La veille du départ, dans une ancienne chapelle dédiée à la Providence et à l'Art contemporain, je restai seul longtemps face à une œuvre qui avait quelque chose de prémonitoire. Un Trophée d'Annette Messager, un pied immense, tel le pied agile et puissant d'Hermès, qui pourrait être l'ex-voto de tous les marcheurs de la Terre.
Les sillons de la peau, les îles oblongues des muscles et les barrières des os forment une fausse carte du Tendre, un terrain d'aventure plutôt, de ceux où l'on s'éprouve, où l'on ne lutte finalement que contre soi, et dont il me semble reconnaître la toponymie singulière, fabuleuse et réelle à la fois : le sentier de l'indulgence, la piste du doute, le paysage de la promesse, le ruisseau du scandale, la plaine de la fatigue, le lac de l'indifférence… Ces lieux, je les reconnais d’emblée pour les avoir si souvent rencontrés et traversés, et je devine que ceux qui s'annoncent sur mes propres cartes, même inscrits sous des noms d’emprunt faussement anodins, sont bien les mêmes ou leurs semblables.
Ces chemins sur la Terre et ces voies métaphoriques me ramènent au cœur de cette aventure : traverser à pied, selon cinq itinéraires, des paysages de l'écart, au centre de la France, en essayant de concilier l'inconnu et l'imprévisible de ce qui advient avec la conception symbolique du monde élaborée dans la Chine ancienne à partir du Tao.
Le Tao, qui est à la fois la source, la voie et le but selon un principe universel de changement per-manent et de transformations successives, est associé à la dualité cosmique du yin et du yang, l'un symbolisant la féminité, le nord, le froid, l'ombre, la terre tandis que l'autre symbolise la virilité, le ciel, le sud etc… C'est du yin et du yang que procèdent les cinq éléments : le bois, le feu, le métal, l'eau, et la terre comme cinquième élément, au centre des quatre autres.

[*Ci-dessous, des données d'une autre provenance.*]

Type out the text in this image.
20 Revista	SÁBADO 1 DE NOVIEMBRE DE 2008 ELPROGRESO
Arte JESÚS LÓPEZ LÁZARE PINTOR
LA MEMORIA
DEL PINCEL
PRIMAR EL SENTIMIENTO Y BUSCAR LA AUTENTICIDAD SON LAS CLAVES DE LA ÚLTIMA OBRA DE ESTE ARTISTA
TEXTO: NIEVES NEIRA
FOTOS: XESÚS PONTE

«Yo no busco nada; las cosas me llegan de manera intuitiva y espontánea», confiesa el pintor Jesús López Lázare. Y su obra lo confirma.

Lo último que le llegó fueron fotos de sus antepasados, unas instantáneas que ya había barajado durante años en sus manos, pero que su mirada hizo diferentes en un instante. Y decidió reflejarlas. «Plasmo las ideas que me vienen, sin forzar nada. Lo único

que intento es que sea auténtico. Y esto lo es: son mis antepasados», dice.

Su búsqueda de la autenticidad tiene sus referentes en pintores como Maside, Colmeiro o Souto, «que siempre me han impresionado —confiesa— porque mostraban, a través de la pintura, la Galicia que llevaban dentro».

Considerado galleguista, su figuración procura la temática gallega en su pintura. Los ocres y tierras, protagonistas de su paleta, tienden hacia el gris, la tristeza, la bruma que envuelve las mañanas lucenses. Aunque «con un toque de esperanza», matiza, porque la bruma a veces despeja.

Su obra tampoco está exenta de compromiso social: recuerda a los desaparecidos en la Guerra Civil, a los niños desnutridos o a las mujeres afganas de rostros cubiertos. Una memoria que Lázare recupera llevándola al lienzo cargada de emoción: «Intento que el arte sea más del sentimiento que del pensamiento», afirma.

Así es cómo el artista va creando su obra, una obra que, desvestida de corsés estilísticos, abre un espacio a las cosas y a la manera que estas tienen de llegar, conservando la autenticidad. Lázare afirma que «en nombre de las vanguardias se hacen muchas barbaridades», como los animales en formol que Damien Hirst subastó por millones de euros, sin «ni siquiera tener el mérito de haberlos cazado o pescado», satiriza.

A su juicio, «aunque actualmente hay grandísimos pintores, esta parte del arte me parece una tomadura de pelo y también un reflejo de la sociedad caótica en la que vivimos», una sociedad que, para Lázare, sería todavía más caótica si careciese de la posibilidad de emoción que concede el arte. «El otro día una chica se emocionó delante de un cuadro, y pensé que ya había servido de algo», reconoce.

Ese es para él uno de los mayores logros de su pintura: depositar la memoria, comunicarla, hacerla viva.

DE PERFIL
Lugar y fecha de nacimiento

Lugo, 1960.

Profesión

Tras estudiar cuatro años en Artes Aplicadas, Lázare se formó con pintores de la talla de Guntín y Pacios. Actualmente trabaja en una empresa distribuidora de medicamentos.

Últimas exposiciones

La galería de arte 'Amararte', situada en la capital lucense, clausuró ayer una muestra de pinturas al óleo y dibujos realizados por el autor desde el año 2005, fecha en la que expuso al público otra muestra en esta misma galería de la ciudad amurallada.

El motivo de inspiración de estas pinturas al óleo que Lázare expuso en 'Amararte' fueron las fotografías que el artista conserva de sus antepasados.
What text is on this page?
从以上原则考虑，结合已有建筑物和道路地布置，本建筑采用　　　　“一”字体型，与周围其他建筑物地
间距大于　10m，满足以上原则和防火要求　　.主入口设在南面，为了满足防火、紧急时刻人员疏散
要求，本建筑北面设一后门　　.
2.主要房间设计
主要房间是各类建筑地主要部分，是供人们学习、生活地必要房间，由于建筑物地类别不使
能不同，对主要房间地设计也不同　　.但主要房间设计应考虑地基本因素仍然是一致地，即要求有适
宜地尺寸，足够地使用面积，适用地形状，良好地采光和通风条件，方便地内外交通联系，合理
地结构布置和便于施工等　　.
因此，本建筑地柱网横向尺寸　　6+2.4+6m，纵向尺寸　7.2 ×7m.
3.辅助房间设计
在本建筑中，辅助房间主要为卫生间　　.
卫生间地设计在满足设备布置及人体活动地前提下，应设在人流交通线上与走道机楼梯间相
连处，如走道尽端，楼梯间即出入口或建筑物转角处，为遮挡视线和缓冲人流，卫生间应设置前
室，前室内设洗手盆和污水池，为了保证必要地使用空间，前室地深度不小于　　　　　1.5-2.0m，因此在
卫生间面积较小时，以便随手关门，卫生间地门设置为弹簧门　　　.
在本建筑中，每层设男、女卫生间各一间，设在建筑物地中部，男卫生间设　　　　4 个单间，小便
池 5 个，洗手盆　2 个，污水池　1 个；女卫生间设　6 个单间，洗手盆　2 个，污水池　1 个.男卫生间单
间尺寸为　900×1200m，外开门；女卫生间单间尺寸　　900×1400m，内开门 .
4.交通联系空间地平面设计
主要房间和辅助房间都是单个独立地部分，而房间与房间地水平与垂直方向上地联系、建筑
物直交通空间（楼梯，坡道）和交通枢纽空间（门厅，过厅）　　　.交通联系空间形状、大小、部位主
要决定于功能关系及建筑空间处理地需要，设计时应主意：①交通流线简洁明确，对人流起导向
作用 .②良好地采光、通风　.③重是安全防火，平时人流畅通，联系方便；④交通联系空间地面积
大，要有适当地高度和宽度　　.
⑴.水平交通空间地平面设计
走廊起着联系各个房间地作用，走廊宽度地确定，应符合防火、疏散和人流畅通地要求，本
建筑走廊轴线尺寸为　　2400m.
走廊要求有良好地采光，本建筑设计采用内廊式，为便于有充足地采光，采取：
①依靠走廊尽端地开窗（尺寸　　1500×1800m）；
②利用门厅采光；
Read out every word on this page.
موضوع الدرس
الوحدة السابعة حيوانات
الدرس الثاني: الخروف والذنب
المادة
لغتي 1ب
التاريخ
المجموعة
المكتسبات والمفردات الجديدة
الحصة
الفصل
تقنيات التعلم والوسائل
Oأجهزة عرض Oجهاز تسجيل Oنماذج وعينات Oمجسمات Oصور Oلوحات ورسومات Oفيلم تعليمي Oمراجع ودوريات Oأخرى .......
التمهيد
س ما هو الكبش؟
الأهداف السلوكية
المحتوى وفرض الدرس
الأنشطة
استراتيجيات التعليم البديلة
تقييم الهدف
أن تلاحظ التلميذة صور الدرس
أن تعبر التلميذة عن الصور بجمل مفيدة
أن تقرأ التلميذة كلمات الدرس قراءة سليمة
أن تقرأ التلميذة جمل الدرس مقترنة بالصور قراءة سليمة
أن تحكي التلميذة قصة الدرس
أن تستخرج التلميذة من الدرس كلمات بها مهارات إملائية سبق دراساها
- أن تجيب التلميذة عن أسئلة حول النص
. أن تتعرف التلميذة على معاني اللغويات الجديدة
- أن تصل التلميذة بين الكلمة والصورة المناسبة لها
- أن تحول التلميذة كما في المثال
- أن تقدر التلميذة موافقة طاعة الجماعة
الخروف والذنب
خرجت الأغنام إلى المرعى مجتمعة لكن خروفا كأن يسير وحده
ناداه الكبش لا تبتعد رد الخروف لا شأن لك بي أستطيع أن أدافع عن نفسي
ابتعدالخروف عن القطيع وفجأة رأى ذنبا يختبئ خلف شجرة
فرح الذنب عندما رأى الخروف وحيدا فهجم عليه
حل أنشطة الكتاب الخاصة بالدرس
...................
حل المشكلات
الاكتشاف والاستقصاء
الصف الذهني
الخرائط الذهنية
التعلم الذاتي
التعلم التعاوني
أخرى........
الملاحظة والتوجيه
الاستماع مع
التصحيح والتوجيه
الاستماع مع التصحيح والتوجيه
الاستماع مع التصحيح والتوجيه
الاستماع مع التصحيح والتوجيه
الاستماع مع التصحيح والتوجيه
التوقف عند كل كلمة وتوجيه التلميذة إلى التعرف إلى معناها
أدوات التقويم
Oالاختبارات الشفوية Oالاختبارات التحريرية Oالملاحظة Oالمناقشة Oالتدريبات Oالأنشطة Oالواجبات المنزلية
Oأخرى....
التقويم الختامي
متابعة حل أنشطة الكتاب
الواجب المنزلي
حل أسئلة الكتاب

Cette polarité en état de perpétuel mouvement, le yang gardant toujours du yin en lui et réciproquement, génère les dix mille choses de la tradition taoïste liées entre elles par des correspondances et des associations symboliques : les cinq points cardinaux (le cinquième étant le centre), les saisons, les couleurs, les sentiments, les saveurs, les organes du corps etc…
Ainsi, cette première en-allée, vers le sud, en été, devrait activer l'élément feu et la couleur rouge, me mettre en joie et … Dois-je aussi m'inquiéter de mon cœur et de mes vaisseaux ? Qu'en sera-t-il vraiment ? Je pars, en état de porosité, prêt à saisir l'aventure du regard et à affronter ce que l'oracle me prédit, sans chercher à forcer le sens des choses, en essayant simplement d’être éveillé.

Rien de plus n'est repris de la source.